Scientists already know the technology works, but the state needs to figure out whether it can produce high returns without costing too much. Similar projects in other parts of the world have been discontinued.

"It's not hard to see the opportunity in California," said Mike Gravely, the commission's deputy division chief of energy research and development. "It's an energy that's created but is just currently lost in vibration."

Scientists say it's a matter of shifting perceptions.

"No longer is driving just the act of using energy. Maybe it's also part of the process of generating it," said Paul Bunje, a scientist at a Los Angeles-based nonprofit that funds technological developments and the former founding director of UCLA's Center for Climate Change Solutions.

The hope is that the use of clean energy produced by roads will help the state reach its goal of producing 50 percent of California's electricity with renewables by 2030, Gravely said.

The state is on target to reach 25 percent by the end of the year, according to the energy commission.

Whether the technology can withstand the wear and tear of traffic is something that concerns Joe Mahoney, a professor of civil and environmental engineering at the University of Washington in Seattle.

"One would need to consider which would last longer: the pavement or the devices," he said, adding highways need to be resurfaced every 10 to 30 years.

There is also uncertainty about whether the technology will be competitive enough with other renewables to merit full-scale investment.

California's funding to study the technology follows a series of projects in Tokyo, Italy and Israel that appear to have failed or been dropped.


Most notably, an Israeli company whose pilot test attracted global attention in 2009 is now in the process of liquidation, and the project was unsuccessful, according to the Israeli roads authority.

The company, Innowattech, also had plans to install its devices under a section of Italian highway but pulled out, according to Salini Impregilo, the Italian construction company involved.

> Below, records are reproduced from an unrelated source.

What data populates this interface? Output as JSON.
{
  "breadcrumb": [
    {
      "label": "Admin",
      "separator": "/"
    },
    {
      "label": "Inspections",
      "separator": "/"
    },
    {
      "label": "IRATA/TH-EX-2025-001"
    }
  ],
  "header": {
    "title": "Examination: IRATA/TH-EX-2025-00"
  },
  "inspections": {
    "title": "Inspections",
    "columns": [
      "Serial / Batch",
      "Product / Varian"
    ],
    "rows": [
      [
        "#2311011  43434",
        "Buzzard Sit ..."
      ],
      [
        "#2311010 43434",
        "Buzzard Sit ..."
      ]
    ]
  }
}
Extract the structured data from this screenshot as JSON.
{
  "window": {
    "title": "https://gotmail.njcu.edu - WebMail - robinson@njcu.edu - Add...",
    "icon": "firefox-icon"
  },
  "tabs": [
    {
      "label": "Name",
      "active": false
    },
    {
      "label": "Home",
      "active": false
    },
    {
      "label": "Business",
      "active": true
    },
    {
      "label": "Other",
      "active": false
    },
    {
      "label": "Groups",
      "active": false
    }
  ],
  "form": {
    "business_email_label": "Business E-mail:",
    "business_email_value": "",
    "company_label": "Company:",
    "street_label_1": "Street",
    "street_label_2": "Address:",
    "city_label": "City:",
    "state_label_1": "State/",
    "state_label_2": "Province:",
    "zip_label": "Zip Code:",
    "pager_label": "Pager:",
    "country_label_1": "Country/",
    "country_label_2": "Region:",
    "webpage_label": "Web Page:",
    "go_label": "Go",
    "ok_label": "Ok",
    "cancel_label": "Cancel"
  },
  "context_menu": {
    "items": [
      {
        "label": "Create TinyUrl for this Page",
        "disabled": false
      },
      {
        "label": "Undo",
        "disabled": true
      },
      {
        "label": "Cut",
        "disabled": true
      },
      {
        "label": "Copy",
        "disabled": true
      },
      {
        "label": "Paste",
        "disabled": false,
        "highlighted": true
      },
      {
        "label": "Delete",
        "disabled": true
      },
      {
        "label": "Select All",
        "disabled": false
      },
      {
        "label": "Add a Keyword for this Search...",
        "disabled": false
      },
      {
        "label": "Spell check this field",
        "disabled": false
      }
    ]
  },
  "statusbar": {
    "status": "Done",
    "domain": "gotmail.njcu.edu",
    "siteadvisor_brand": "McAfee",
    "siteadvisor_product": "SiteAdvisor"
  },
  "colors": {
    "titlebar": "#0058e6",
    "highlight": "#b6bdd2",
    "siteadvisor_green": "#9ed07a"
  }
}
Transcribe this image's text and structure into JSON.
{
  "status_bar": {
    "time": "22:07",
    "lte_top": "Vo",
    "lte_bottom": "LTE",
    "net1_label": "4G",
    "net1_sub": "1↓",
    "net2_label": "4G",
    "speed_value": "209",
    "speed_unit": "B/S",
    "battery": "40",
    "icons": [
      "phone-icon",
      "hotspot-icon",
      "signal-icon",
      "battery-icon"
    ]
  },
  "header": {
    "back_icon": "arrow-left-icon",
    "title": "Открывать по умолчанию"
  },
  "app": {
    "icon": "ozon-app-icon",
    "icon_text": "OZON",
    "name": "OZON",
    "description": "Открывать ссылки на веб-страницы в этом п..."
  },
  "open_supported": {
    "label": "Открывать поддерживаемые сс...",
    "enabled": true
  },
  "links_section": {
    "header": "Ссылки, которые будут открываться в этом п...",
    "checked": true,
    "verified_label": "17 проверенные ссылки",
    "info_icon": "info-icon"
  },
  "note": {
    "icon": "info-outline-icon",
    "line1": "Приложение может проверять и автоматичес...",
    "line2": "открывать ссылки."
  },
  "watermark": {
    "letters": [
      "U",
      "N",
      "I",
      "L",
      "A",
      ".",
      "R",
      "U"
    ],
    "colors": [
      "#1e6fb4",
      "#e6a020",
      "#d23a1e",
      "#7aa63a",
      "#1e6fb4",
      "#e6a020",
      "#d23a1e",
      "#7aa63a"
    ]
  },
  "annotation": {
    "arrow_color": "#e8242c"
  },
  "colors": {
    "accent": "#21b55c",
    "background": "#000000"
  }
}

It was the Israeli project that inspired California lawmaker Mike Gatto, a Los Angeles Democrat, to ask the energy commission to fund pilot projects in California.

Gatto submitted a bill to the Assembly in 2011 and has lauded the Israeli project in several news releases since.

He told The Associated Press that he didn't know the project apparently failed.

"Hearing these details for the first time —obviously, they're not heartening," Gatto said. "I don't want anything to be colored by one tiny experiment by one company in a different country."

Gatto said he thinks the technology is still viable.

"It's probably that there are cost issues that might have been present in Israel that might not be present here," he said.

Innowattech data also featured heavily in the commission's feasibility study, published by an energy consulting company in 2014. The study gathered and compared the data available from projects experimenting with the technology at the time.

But the commission's Gravely said conclusions were drawn from a range of sources, assuring him the results are reliable. He added he has spoken to several manufacturers within the United States who are eager to explore it.

Bunje noted it's not uncommon for a technology's early adopters to fail.

"Innovation comes with risk," he said. "There is a general rule that you don't know what is going to work."

Regardless of the risks, it's worth trying new things, he said.

The $2 million California is using to test the new technology will come from a renewable investment fund created by the California Public Utilities Commission. Bidding will end Nov. 18, and the commission will award the contract in the spring.